MUNDO

Reino Unido elevó el tono por la bandera de Malvinas y reclama una respuesta de la FIFA

La celebración de la Selección Argentina tras eliminar a Inglaterra del Mundial 2026 abrió un nuevo frente de tensión entre Buenos Aires y Londres. La exhibición de una bandera con la leyenda “Las Malvinas son argentinas” provocó una reacción del Gobierno británico, que pidió que la FIFA analice lo sucedido.

Desde Downing Street, el vocero del primer ministro Keir Starmer ratificó la posición del Reino Unido sobre las islas y remarcó que el Ejecutivo mantiene sin cambios su postura respecto del territorio. Además, respaldó la posibilidad de que el máximo organismo del fútbol investigue el episodio.

Las críticas también llegaron desde el gabinete británico. El ministro de Ciencia, Innovación y Tecnología, Peter Kyle, sostuvo que las competencias deportivas no deben utilizarse para transmitir mensajes políticos y consideró que la situación merece una revisión por parte de la FIFA.

El caso tomó mayor repercusión porque, antes del partido, la organización había advertido que no se permitiría el ingreso de banderas o carteles vinculados con la disputa por las Islas Malvinas.

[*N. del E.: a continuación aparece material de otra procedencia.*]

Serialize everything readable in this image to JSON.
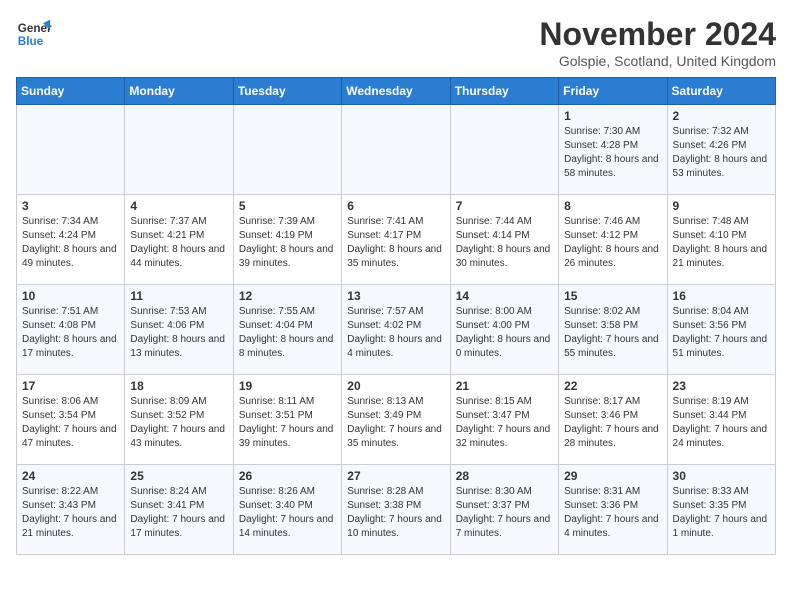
{
  "header": {
    "logo_line1": "General",
    "logo_line2": "Blue",
    "month_year": "November 2024",
    "location": "Golspie, Scotland, United Kingdom"
  },
  "days_of_week": [
    "Sunday",
    "Monday",
    "Tuesday",
    "Wednesday",
    "Thursday",
    "Friday",
    "Saturday"
  ],
  "weeks": [
    [
      {
        "day": "",
        "info": ""
      },
      {
        "day": "",
        "info": ""
      },
      {
        "day": "",
        "info": ""
      },
      {
        "day": "",
        "info": ""
      },
      {
        "day": "",
        "info": ""
      },
      {
        "day": "1",
        "info": "Sunrise: 7:30 AM\nSunset: 4:28 PM\nDaylight: 8 hours and 58 minutes."
      },
      {
        "day": "2",
        "info": "Sunrise: 7:32 AM\nSunset: 4:26 PM\nDaylight: 8 hours and 53 minutes."
      }
    ],
    [
      {
        "day": "3",
        "info": "Sunrise: 7:34 AM\nSunset: 4:24 PM\nDaylight: 8 hours and 49 minutes."
      },
      {
        "day": "4",
        "info": "Sunrise: 7:37 AM\nSunset: 4:21 PM\nDaylight: 8 hours and 44 minutes."
      },
      {
        "day": "5",
        "info": "Sunrise: 7:39 AM\nSunset: 4:19 PM\nDaylight: 8 hours and 39 minutes."
      },
      {
        "day": "6",
        "info": "Sunrise: 7:41 AM\nSunset: 4:17 PM\nDaylight: 8 hours and 35 minutes."
      },
      {
        "day": "7",
        "info": "Sunrise: 7:44 AM\nSunset: 4:14 PM\nDaylight: 8 hours and 30 minutes."
      },
      {
        "day": "8",
        "info": "Sunrise: 7:46 AM\nSunset: 4:12 PM\nDaylight: 8 hours and 26 minutes."
      },
      {
        "day": "9",
        "info": "Sunrise: 7:48 AM\nSunset: 4:10 PM\nDaylight: 8 hours and 21 minutes."
      }
    ],
    [
      {
        "day": "10",
        "info": "Sunrise: 7:51 AM\nSunset: 4:08 PM\nDaylight: 8 hours and 17 minutes."
      },
      {
        "day": "11",
        "info": "Sunrise: 7:53 AM\nSunset: 4:06 PM\nDaylight: 8 hours and 13 minutes."
      },
      {
        "day": "12",
        "info": "Sunrise: 7:55 AM\nSunset: 4:04 PM\nDaylight: 8 hours and 8 minutes."
      },
      {
        "day": "13",
        "info": "Sunrise: 7:57 AM\nSunset: 4:02 PM\nDaylight: 8 hours and 4 minutes."
      },
      {
        "day": "14",
        "info": "Sunrise: 8:00 AM\nSunset: 4:00 PM\nDaylight: 8 hours and 0 minutes."
      },
      {
        "day": "15",
        "info": "Sunrise: 8:02 AM\nSunset: 3:58 PM\nDaylight: 7 hours and 55 minutes."
      },
      {
        "day": "16",
        "info": "Sunrise: 8:04 AM\nSunset: 3:56 PM\nDaylight: 7 hours and 51 minutes."
      }
    ],
    [
      {
        "day": "17",
        "info": "Sunrise: 8:06 AM\nSunset: 3:54 PM\nDaylight: 7 hours and 47 minutes."
      },
      {
        "day": "18",
        "info": "Sunrise: 8:09 AM\nSunset: 3:52 PM\nDaylight: 7 hours and 43 minutes."
      },
      {
        "day": "19",
        "info": "Sunrise: 8:11 AM\nSunset: 3:51 PM\nDaylight: 7 hours and 39 minutes."
      },
      {
        "day": "20",
        "info": "Sunrise: 8:13 AM\nSunset: 3:49 PM\nDaylight: 7 hours and 35 minutes."
      },
      {
        "day": "21",
        "info": "Sunrise: 8:15 AM\nSunset: 3:47 PM\nDaylight: 7 hours and 32 minutes."
      },
      {
        "day": "22",
        "info": "Sunrise: 8:17 AM\nSunset: 3:46 PM\nDaylight: 7 hours and 28 minutes."
      },
      {
        "day": "23",
        "info": "Sunrise: 8:19 AM\nSunset: 3:44 PM\nDaylight: 7 hours and 24 minutes."
      }
    ],
    [
      {
        "day": "24",
        "info": "Sunrise: 8:22 AM\nSunset: 3:43 PM\nDaylight: 7 hours and 21 minutes."
      },
      {
        "day": "25",
        "info": "Sunrise: 8:24 AM\nSunset: 3:41 PM\nDaylight: 7 hours and 17 minutes."
      },
      {
        "day": "26",
        "info": "Sunrise: 8:26 AM\nSunset: 3:40 PM\nDaylight: 7 hours and 14 minutes."
      },
      {
        "day": "27",
        "info": "Sunrise: 8:28 AM\nSunset: 3:38 PM\nDaylight: 7 hours and 10 minutes."
      },
      {
        "day": "28",
        "info": "Sunrise: 8:30 AM\nSunset: 3:37 PM\nDaylight: 7 hours and 7 minutes."
      },
      {
        "day": "29",
        "info": "Sunrise: 8:31 AM\nSunset: 3:36 PM\nDaylight: 7 hours and 4 minutes."
      },
      {
        "day": "30",
        "info": "Sunrise: 8:33 AM\nSunset: 3:35 PM\nDaylight: 7 hours and 1 minute."
      }
    ]
  ]
}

Ahora será la FIFA la que evalúe si corresponde abrir un expediente disciplinario. El reglamento contempla sanciones como apercibimientos o multas cuando se detectan manifestaciones de carácter político durante los torneos organizados por la entidad, aunque las suspensiones deportivas suelen aplicarse solo en circunstancias excepcionales.